Y conforme avanza la intervención, Juárez casi desaparece, porque Fuentes habla de sus héroes, Maximiliano, Miramón y sus esposas. Son sus románticas, heroicas y generosas historias de las que se ocupa y, si aparece Juárez, es para reiterar que estaba entregando México a los yanquis, para recordarlo una y otra vez, hasta el cansancio. Nada tuvieron que ver los liberales en el fracaso del imperio; nada hizo Juárez desde julio de 1863, salvo clamar por la ayuda gringa, que finalmente llegó para acabar con la intervención. Sólo se habla de la resistencia nacional para mencionar armas y recursos gringos, otra vez, sin aportar pruebas.
El final del imperio de Maximiliano está lleno de actos cobardes y deshonrosos, cometidos por Juárez y los suyos. Sólo se salvan del “naufragio” y aparecen “con honor en medio de tantas escenas de deshonras” algunos liberales, como Mariano Escobedo y, por supuesto, Porfirio Díaz. A traición fue entregado Maximiliano a la vengativa inquina del inhumano Juárez, que violó sus propias leyes para cumplimentar a los yanquis y fusilar al valeroso príncipe. El triunfo de Juárez sobre Maximiliano no fue un triunfo de México sobre Francia, pues “lo cierto es que el triunfo correspondió a los Estados Unidos” y facilitó su dominio sobre nuestro país.
El final del libro nos permite sumar a la deshonestidad intelectual del autor, una de las mejores muestras, entre muchas, de su calidad como investigador. En el último párrafo afirma que “nadie pudo averiguar a ciencia cierta en qué papel, carta, discurso, proclama o manifiesto había dicho Juárez aquello de: El respeto al derecho ajeno es la paz [...] Quién sabe quién leyó la frasecita, le gustó y se la endilgó a Juárez.”
¿Así investiga usted, señor Fuentes? Permítame decírselo entonces: la “frasecita” está en uno de los documentos más significativos de la trayectoria de Juárez: el Manifiesto a la Nación , del 15 de julio de 1867, en que, de regreso a Ciudad de México, informa a los mexicanos que los poderes de la Unión volvían a establecerse en la capital; en que señala –como así fue– que se habían afirmado la independencia y la soberanía de México.
Pues bien, si esa es la reconciliación histórica que nos ofrece la derecha, no la queremos. Es tan falsa y alevosa como la reconciliación política que finge ofrecer esa misma derecha por boca de Felipe Calderón.

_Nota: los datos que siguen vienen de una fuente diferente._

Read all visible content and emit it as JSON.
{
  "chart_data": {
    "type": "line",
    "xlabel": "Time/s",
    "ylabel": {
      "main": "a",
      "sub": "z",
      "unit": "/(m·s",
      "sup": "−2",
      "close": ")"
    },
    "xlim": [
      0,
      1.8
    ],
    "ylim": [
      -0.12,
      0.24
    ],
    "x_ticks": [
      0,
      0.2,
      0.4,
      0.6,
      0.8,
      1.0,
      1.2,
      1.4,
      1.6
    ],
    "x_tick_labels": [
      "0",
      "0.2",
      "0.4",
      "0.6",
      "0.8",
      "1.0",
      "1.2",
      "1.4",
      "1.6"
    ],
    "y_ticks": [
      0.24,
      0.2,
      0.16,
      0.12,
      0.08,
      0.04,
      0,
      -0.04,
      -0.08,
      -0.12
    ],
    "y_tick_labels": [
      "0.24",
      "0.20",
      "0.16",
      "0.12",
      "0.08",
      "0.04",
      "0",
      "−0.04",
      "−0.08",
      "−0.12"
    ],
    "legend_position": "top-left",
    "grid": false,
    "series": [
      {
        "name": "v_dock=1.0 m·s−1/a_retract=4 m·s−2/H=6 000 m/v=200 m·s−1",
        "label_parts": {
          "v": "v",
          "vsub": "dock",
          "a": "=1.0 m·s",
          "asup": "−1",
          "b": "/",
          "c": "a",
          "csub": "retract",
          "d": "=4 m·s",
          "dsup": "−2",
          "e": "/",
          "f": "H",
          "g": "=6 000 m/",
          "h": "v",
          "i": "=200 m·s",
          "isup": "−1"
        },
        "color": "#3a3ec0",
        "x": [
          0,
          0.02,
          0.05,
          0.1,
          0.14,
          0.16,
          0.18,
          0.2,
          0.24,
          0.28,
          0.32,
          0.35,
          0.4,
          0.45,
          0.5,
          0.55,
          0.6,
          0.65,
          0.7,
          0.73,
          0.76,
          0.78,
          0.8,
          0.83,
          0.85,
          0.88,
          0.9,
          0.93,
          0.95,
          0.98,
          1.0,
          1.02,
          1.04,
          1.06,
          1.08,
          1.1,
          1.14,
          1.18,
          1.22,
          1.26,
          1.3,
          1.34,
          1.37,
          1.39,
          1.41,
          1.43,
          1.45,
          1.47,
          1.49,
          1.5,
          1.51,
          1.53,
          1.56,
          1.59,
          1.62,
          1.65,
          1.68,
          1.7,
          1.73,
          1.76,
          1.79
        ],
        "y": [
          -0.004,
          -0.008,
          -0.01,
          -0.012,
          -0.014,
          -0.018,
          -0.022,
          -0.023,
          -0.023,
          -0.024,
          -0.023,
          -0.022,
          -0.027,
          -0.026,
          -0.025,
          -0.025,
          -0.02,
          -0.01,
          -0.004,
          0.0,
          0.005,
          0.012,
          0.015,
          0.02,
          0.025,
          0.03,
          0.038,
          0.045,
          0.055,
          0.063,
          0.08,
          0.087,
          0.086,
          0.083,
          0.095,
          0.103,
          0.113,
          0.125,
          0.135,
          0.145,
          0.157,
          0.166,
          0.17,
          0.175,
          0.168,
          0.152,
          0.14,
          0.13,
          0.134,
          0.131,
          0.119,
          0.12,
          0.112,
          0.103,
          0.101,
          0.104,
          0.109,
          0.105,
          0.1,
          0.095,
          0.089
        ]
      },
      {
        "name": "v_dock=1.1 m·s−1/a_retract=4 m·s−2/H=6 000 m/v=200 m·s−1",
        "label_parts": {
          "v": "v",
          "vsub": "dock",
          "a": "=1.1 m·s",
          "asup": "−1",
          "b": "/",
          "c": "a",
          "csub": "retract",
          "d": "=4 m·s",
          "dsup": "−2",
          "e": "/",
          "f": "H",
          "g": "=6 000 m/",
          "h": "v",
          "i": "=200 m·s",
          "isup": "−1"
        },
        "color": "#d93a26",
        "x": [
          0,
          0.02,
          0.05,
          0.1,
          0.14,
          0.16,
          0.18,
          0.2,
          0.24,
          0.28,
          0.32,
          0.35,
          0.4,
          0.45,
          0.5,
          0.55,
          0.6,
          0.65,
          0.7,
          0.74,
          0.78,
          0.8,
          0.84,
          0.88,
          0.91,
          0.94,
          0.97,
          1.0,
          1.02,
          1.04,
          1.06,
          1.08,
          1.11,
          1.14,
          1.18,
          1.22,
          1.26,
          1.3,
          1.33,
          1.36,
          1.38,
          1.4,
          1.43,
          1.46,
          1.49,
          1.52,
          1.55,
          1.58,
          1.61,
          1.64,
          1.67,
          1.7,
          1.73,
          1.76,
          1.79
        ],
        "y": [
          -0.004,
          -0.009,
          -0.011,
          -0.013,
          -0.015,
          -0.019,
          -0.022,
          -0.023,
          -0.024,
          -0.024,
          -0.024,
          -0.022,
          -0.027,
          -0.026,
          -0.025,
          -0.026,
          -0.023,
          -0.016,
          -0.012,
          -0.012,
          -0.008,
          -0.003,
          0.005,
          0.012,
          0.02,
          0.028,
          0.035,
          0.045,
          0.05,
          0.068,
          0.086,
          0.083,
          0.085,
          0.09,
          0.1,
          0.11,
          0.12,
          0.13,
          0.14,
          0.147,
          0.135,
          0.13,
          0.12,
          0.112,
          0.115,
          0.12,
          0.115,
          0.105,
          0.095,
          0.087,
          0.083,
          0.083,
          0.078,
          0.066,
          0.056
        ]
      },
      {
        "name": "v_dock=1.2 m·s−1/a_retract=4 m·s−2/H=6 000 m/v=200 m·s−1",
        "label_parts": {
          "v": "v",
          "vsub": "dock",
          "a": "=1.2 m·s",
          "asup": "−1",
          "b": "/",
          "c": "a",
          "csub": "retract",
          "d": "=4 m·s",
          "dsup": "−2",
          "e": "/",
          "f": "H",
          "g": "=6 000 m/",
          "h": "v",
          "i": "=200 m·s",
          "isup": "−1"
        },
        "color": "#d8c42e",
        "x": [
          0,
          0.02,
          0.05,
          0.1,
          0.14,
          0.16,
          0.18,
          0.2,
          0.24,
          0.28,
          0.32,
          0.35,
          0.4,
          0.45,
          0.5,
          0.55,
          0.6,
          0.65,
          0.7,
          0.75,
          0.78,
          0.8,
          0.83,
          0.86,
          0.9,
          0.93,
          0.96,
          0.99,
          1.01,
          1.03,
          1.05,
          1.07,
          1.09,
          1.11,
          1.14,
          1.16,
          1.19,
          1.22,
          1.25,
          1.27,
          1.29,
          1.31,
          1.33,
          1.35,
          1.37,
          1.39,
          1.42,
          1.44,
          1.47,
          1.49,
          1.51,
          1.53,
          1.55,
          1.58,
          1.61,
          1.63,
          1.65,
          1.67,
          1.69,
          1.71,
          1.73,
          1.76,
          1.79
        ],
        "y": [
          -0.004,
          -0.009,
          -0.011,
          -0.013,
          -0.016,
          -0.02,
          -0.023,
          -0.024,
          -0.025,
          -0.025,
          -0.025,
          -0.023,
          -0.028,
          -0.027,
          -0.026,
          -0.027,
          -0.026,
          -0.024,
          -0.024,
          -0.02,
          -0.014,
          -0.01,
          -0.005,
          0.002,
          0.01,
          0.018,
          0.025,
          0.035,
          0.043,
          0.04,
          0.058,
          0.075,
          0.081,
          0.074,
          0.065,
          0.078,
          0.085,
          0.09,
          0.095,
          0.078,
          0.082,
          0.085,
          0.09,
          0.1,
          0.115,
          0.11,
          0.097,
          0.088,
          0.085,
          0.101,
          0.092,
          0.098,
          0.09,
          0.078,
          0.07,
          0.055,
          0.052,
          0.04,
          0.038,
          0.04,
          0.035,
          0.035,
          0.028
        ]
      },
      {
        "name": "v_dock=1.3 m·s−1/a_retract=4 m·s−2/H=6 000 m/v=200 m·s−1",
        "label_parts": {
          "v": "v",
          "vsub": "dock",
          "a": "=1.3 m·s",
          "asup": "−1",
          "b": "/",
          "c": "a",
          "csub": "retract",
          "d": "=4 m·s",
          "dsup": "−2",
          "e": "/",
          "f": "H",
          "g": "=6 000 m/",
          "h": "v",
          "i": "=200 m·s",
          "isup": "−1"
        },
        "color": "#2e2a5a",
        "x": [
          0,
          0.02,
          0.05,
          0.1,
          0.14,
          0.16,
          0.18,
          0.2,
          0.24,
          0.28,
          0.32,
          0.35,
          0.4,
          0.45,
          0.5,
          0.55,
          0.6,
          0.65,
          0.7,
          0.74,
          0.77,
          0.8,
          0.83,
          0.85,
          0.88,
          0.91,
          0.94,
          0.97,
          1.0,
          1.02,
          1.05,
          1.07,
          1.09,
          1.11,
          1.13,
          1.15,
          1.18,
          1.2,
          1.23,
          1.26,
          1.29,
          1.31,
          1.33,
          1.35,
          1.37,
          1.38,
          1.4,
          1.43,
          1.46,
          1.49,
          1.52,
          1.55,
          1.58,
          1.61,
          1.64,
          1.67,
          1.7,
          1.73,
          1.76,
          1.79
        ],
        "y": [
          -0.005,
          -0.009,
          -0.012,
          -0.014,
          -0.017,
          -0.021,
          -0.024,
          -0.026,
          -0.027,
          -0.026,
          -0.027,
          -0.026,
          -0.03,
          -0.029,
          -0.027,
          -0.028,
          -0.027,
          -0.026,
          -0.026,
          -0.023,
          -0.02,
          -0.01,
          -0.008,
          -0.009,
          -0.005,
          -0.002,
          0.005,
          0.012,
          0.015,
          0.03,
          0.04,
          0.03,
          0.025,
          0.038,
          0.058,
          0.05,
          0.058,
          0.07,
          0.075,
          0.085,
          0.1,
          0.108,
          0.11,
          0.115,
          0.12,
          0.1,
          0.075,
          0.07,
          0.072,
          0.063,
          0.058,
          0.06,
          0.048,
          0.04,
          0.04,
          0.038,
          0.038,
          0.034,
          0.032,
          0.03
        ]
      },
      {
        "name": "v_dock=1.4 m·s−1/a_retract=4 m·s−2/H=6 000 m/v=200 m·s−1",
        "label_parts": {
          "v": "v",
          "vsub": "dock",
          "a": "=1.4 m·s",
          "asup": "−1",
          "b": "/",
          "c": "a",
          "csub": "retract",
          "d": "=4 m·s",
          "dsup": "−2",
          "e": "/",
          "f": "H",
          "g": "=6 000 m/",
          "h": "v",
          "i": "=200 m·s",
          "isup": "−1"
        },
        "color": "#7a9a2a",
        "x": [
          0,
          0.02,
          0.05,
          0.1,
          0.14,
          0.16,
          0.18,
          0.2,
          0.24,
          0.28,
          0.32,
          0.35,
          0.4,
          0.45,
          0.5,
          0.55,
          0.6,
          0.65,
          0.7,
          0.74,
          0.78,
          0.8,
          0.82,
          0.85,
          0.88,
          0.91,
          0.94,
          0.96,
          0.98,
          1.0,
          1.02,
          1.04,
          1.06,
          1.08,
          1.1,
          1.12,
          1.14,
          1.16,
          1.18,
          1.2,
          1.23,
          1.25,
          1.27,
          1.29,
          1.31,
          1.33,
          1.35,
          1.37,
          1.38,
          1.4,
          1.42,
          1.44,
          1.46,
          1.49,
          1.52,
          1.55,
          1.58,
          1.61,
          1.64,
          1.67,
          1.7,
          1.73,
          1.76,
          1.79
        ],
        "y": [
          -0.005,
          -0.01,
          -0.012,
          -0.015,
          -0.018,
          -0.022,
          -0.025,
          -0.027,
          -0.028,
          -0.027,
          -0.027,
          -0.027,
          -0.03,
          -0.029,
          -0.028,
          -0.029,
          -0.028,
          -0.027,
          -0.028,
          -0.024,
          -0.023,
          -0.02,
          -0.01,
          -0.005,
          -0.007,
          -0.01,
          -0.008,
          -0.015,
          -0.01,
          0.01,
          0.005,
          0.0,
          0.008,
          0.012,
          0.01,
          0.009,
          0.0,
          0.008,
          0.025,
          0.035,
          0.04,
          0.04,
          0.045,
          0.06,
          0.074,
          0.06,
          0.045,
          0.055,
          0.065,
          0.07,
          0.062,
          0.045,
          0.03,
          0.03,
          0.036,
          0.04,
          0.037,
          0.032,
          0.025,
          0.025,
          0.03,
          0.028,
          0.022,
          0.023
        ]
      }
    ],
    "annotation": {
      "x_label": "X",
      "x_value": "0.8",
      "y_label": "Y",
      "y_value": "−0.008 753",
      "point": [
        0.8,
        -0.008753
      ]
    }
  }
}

No queremos su Juárez, no queremos el Juárez de Salvador Abascal y su hijo Carlos, que como secretario de Gobernación saboteó los festejos del bicentenario; el Juárez del Vasconcelos de fines de los treinta, a sueldo de los nazis. No queremos el Juárez del cardenal y del gobernador de Jalisco, como no queríamos tampoco al Juárez del bronce y los discursos huecos de lo peor del priísmo, encarnado en Mario Marín o Ulises Ruiz. Nos quedamos con nuestro Juárez, el de la historia, no el de las fantasías sin sustento de la derecha. Nos quedamos con el Juárez que hizo del nuestro un país soberano, derrotando a las fuerzas de la reacción y al invasor extranjero, y poniendo límites infranqueables al expansionismo estadunidense. Nos quedamos con Juárez.